The UC system is reaching out to students with a handshake, but its so-called deal could cost students up to an additional $3,372 in tuition over the next five years.
Over the past few months, University of California President Janet Napolitano has hinted at the possibility of a tuition increase. The moment has now come, as the announcement of a five-year plan for “low and predictable” tuition will be voted on next week at the UC Regents meeting on Nov. 19. The plan is meant to address the current deficit between revenue and expenses for the next academic year.
The plan is supposed to provide “sustainability” and end the “volatility in UC’s tuition-setting process” but more than anything it shows a discrepancy between administrators’ and students’ ideas of affordability.
While student panic faded during a three-year tuition freeze, tuition increases are nothing new, with tuition doubling from the early ‘90s to 1995 to about $4,000, and tripling from the beginning of the millennium to its current average of over $12,000. Tuition raises reveal a reliance on a normalized thinking that raising tuition is the only fix. After being denied an additional $120 million from the state, the University of California Office of the President (UCOP) decided to threaten the state by asserting a willingness to take the money from its students.
UCOP and the state government tell us that the state’s divestment in the university is barely the UC’s problem and definitely not the state’s problem. Rather, it’s our problem, and students continue to carry the financial burden that the state refuses to address.
The normalized way of thinking allows the UC Regents — a group comprised mostly of politicians, chief executive officers, lawyers and board members of corporations — to make decisions about how much students will be paying for education rather than researching alternative funding sources, organizing to lobby the state or cutting administrators’ pay.
Students have little agency over the decisions made by the UC Regents, and the most striking example is our lack of representation — one student Regent representing more than 230,000 students. One student voice in a room of 25 other individuals who are decades removed from the undergraduate and graduate experience and who undoubtedly benefited from a more affordable university experience than our own.
No matter how gifted, strong or conscious UC student Regent Sadia Saifuddin may be, she cannot possibly speak for every issue students face. Even if she could, she is dramatically outnumbered.
The UC believes “moderate” increases to tuition will allow families to plan ahead and prevent the student uproar we saw in 2011 after a 17 percent tuition increase, but students are already organizing to demonstrate that the increase is not welcome.
UCOP boasts its “robust financial aid” assistance in which 55 percent of students don’t pay tuition. That still leaves more than 100,000 students who are only partially covered or not covered at all. Most often it’s the middle class students who are left with significant loans to finish their four-to-six-year degrees.

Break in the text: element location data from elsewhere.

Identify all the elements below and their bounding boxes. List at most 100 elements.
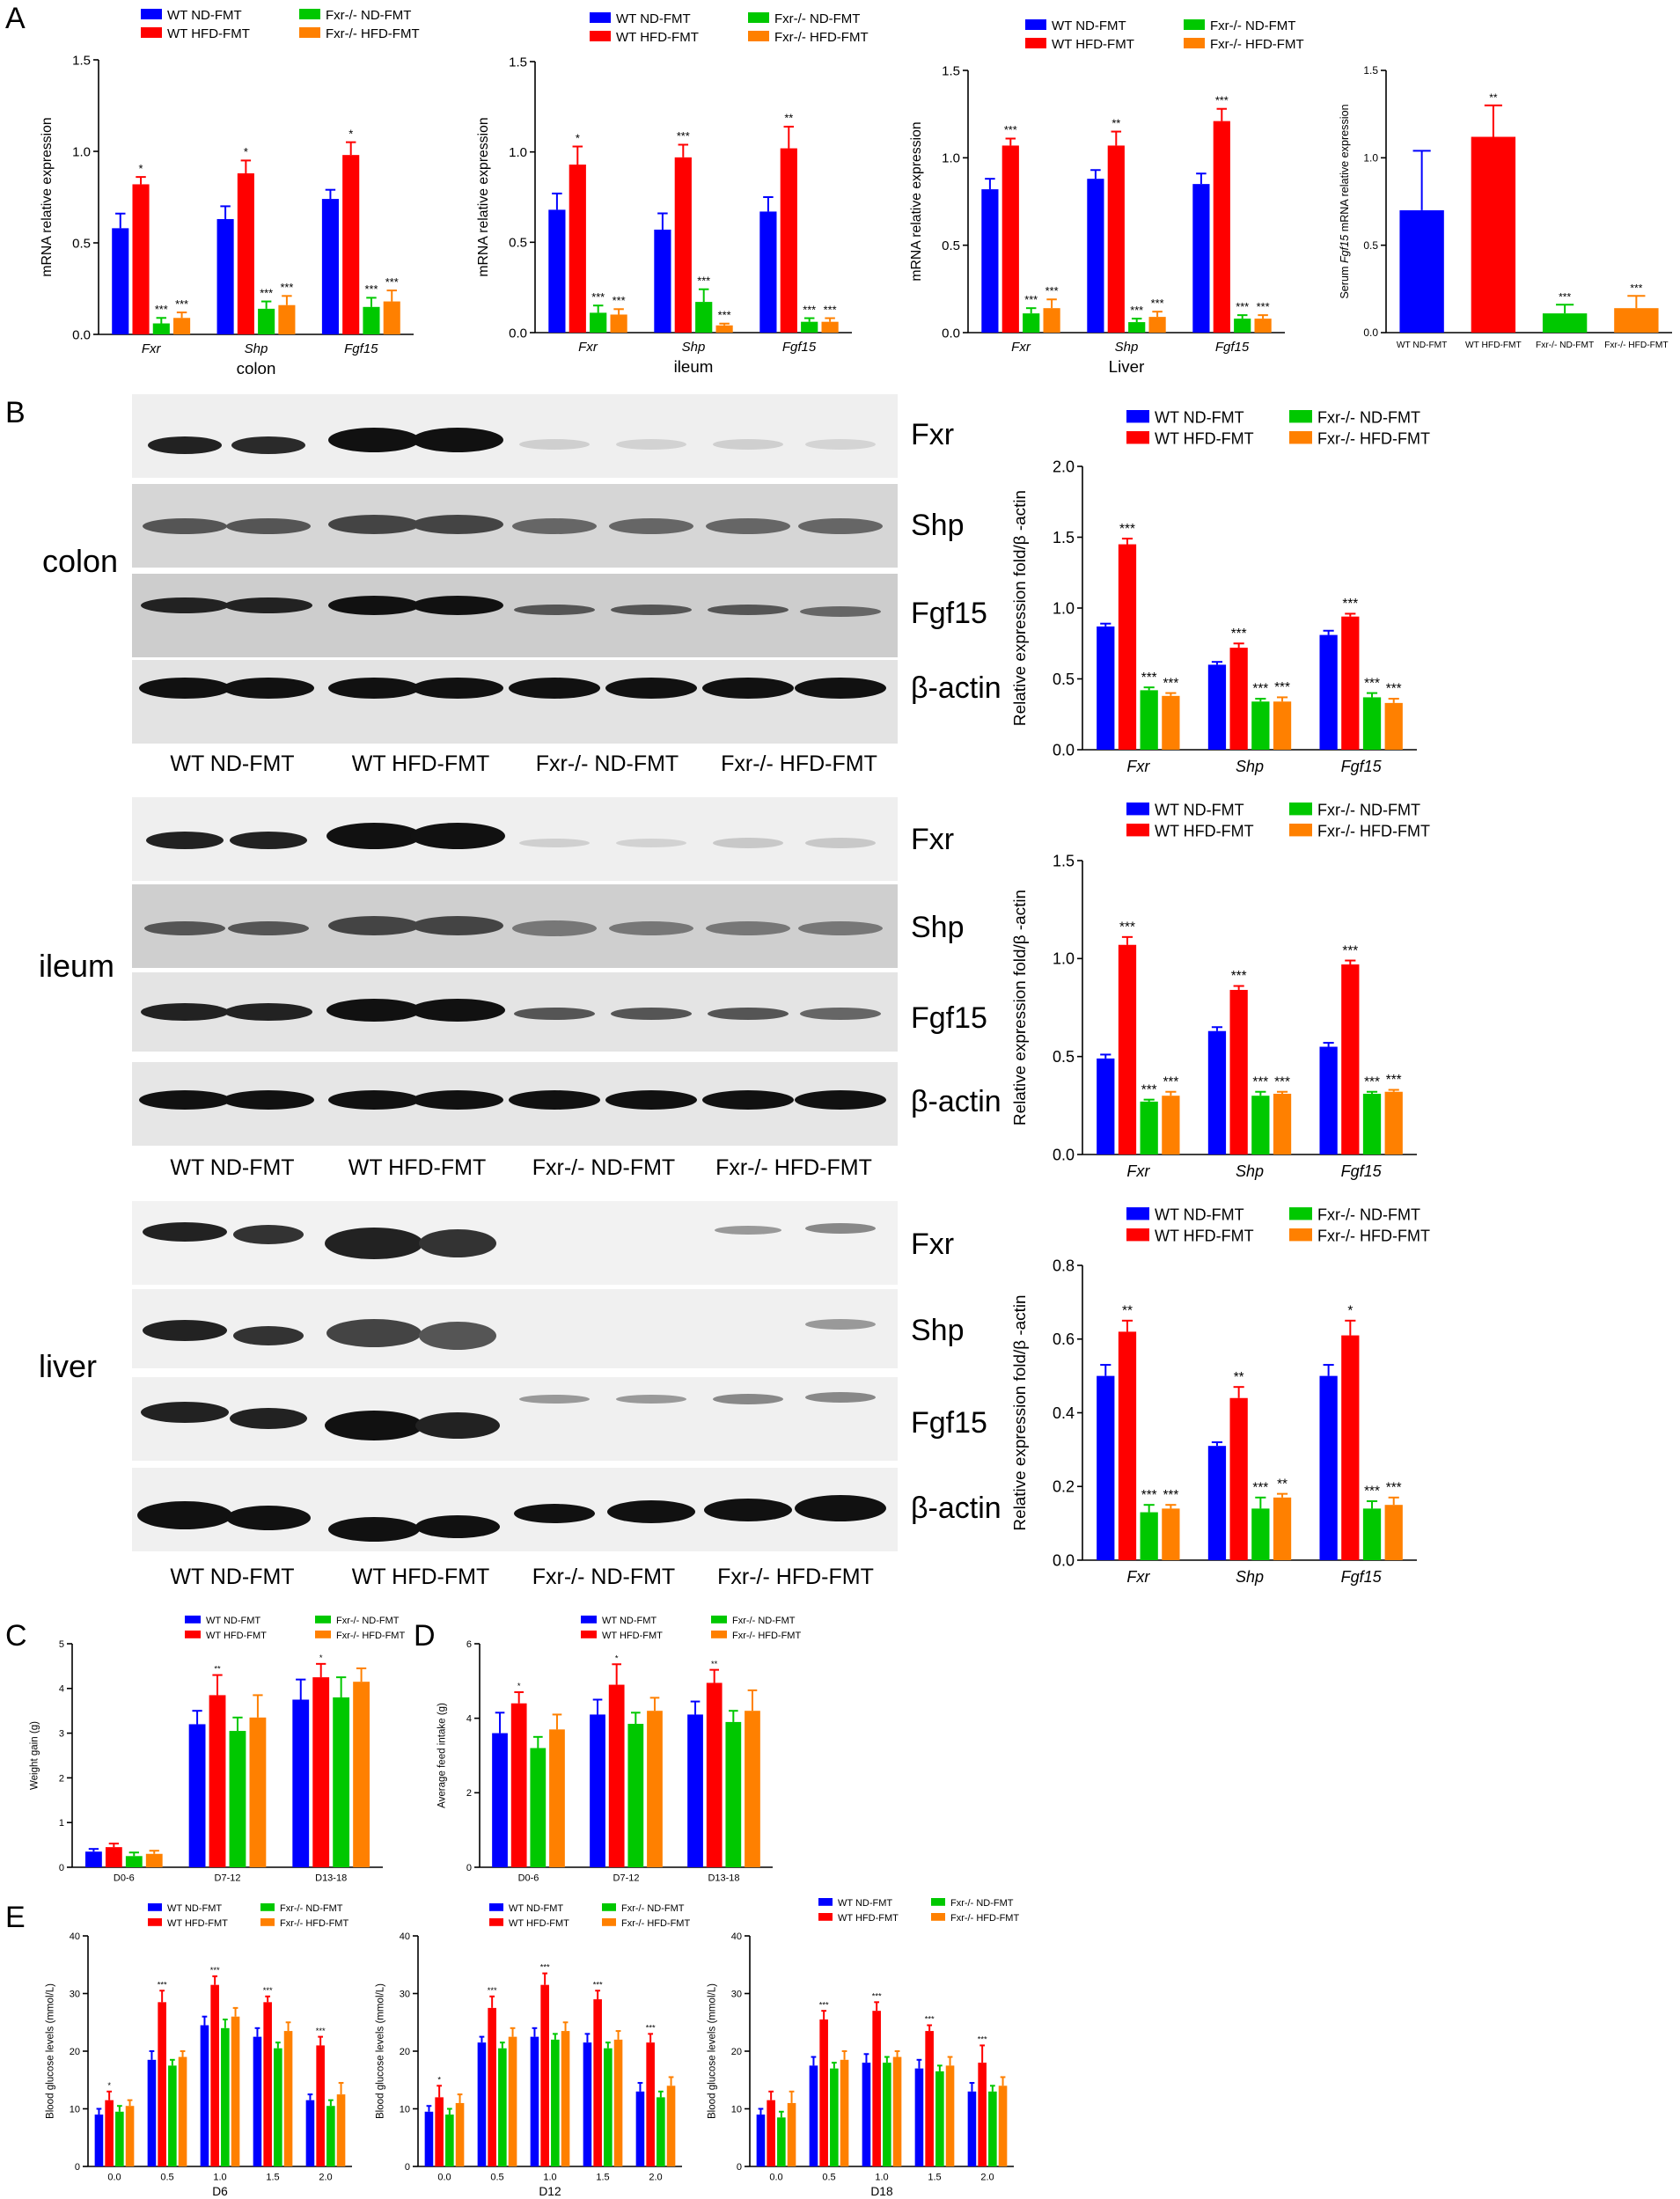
e1-legend: WT ND-FMT WT HFD-FMT Fxr-/- ND-FMT Fxr-/- H… (148, 1903, 348, 1929)
bar (549, 1729, 565, 1867)
legend-label: Fxr-/- ND-FMT (1317, 801, 1420, 818)
significance-label: ** (711, 1660, 718, 1668)
bar (1234, 319, 1251, 333)
y-tick-label: 10 (70, 2104, 80, 2115)
bar (1140, 690, 1158, 750)
x-axis-label: D12 (539, 2185, 561, 2198)
bar (1229, 989, 1248, 1154)
chart-e2: 0 10 20 30 40 Blood glucose levels (mmol/L) * 0… (375, 1931, 682, 2198)
legend-swatch (148, 1918, 162, 1926)
bar (326, 2106, 335, 2166)
band (798, 518, 883, 534)
bar (1384, 702, 1403, 750)
bar (635, 2091, 645, 2166)
bar (1254, 319, 1272, 333)
legend-label: WT ND-FMT (838, 1898, 892, 1909)
legend-label: Fxr-/- ND-FMT (326, 8, 411, 23)
y-tick-label: 2 (59, 1773, 64, 1784)
bar (231, 2016, 240, 2166)
legend-label: WT ND-FMT (167, 8, 242, 23)
band (143, 1222, 227, 1242)
y-tick-label: 2 (466, 1788, 472, 1799)
legend-label: Fxr-/- ND-FMT (1210, 18, 1295, 33)
significance-label: *** (978, 2035, 987, 2044)
band (616, 1395, 686, 1404)
band (224, 597, 312, 613)
significance-label: ** (1277, 1477, 1288, 1492)
y-tick-label: 1.0 (72, 144, 91, 159)
x-tick-label: 1.5 (928, 2172, 941, 2182)
band (328, 678, 420, 699)
band (412, 1090, 503, 1110)
band (328, 1517, 420, 1542)
bar (613, 2039, 623, 2166)
bar (1043, 308, 1060, 333)
bar (1384, 1505, 1403, 1560)
bar (316, 2045, 325, 2166)
band-label-fxr: Fxr (911, 1228, 954, 1261)
bar (132, 184, 150, 334)
lane-label: WT ND-FMT (170, 751, 294, 776)
legend-label: WT HFD-FMT (1155, 822, 1254, 839)
legend-label: Fxr-/- ND-FMT (336, 1616, 400, 1626)
bar (981, 189, 999, 333)
blot-liver: Fxr Shp Fgf15 β-actin liver WT ND-FMT WT… (39, 1201, 1001, 1589)
legend-swatch (185, 1631, 201, 1638)
x-tick-label: Shp (1115, 340, 1139, 355)
bar (801, 321, 818, 333)
legend-label: Fxr-/- HFD-FMT (326, 26, 420, 41)
band (609, 518, 693, 534)
significance-label: *** (1252, 682, 1268, 697)
y-tick-label: 0 (737, 2162, 742, 2173)
legend-swatch (1289, 824, 1312, 837)
band (328, 428, 420, 452)
x-tick-label: 0.5 (822, 2172, 835, 2182)
bar (336, 2094, 346, 2166)
x-tick-label: D0-6 (114, 1873, 135, 1883)
band (706, 921, 790, 935)
legend-label: Fxr-/- HFD-FMT (1317, 429, 1430, 447)
legend-label: WT HFD-FMT (509, 1918, 569, 1929)
band (223, 678, 314, 699)
significance-label: *** (1141, 1488, 1157, 1503)
chart-e3: 0 10 20 30 40 Blood glucose levels (mmol/L) 0.… (707, 1931, 1014, 2198)
y-tick-label: 0 (405, 2162, 410, 2173)
legend-swatch (299, 9, 320, 19)
panel-label-a: A (5, 2, 26, 35)
band (328, 1090, 420, 1110)
bar (1097, 1375, 1115, 1560)
bar (627, 1724, 644, 1867)
bar (1107, 145, 1125, 333)
bar (1251, 1508, 1270, 1560)
band (224, 1003, 312, 1021)
y-tick-label: 1.0 (1053, 599, 1075, 617)
bar (258, 308, 275, 334)
bar (253, 2036, 262, 2166)
bar (263, 2002, 272, 2166)
significance-label: *** (1231, 969, 1247, 984)
y-tick-label: 0.5 (509, 236, 527, 251)
bar (249, 1717, 267, 1867)
bar (1273, 1093, 1292, 1154)
x-tick-label: Fgf15 (1215, 340, 1250, 355)
legend-label: WT ND-FMT (1155, 801, 1244, 818)
significance-label: *** (1252, 1481, 1268, 1496)
bar (112, 228, 129, 334)
legend-swatch (818, 1913, 833, 1921)
legend-swatch (590, 31, 611, 41)
y-tick-label: 0 (59, 1863, 64, 1873)
significance-label: *** (1004, 123, 1017, 136)
significance-label: *** (824, 303, 837, 316)
significance-label: *** (210, 1966, 220, 1975)
bar (1097, 626, 1115, 750)
legend-swatch (602, 1918, 616, 1926)
bar (1319, 634, 1338, 750)
bar (1341, 1335, 1360, 1560)
b1-legend: WT ND-FMT WT HFD-FMT Fxr-/- ND-FMT Fxr-/- H… (1126, 408, 1430, 447)
bar (593, 1999, 602, 2166)
legend-swatch (141, 9, 162, 19)
bar (1213, 121, 1230, 333)
lane-label: Fxr-/- HFD-FMT (717, 1565, 874, 1589)
bar (383, 301, 400, 334)
band (800, 1008, 881, 1020)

The Regents attempted to rationalize the tuition increase by bringing inflation into the argument. However, after adjusting data for inflation using the Consumer Price Index, it is revealed that the financial burden on families and students at the UC’s as of 2011 is 4.41 times greater than in 1975.
The UC’s price comparison to other private institutions is not comforting. The UC should stand as a beacon for other universities to model after, and not simply settle for comparisons. This hyperinflation — relative to the general cost of living — of our tuition and fees beginning in the early ‘90s is evidence of a system so poisoned by greed it seeks to leech off the very people it claims to serve.
Universities are supposed to foster innovation, drive economies and, most importantly, educate our generation’s leaders on how to address present and future issues, but this mission stagnates if our present and future concerns are focused on our mountain of debt.
Two months ago, the UC Regents approved salary increases for four UC chancellors, three of which received 20 percent more annually. They assert that the increases are correcting “injustices” and are necessary for the UC to remain competitive, but if a chancellor would threaten to leave if they didn’t receive a pay increase, we should hold the door for them and say “good riddance.”
Why? A person who assumes the responsibilities of a UC Regent or chancellor needs to be hired for his or her passion to serve its student body, the young leaders of today, and the seasoned leaders of tomorrow.
Students should be prioritized, and “investing in the future” shouldn’t mean students taking on more loans with high interest rates. Student loan debt has reached an all-time high at $1.2 trillion, an 84 percent jump since the recession. The more students are burdened with debt and unable to pay it the more our economy will suffer, as students will be forced to pay debts they could otherwise be investing in our communities.
Napolitano said the 5 percent is a ceiling and the increase could be lowered or eliminated if the state provides additional funds above the UC’s base budget adjustment. What comes next will likely continue to tell the public what we already know — the state’s priorities aren’t focused on its students.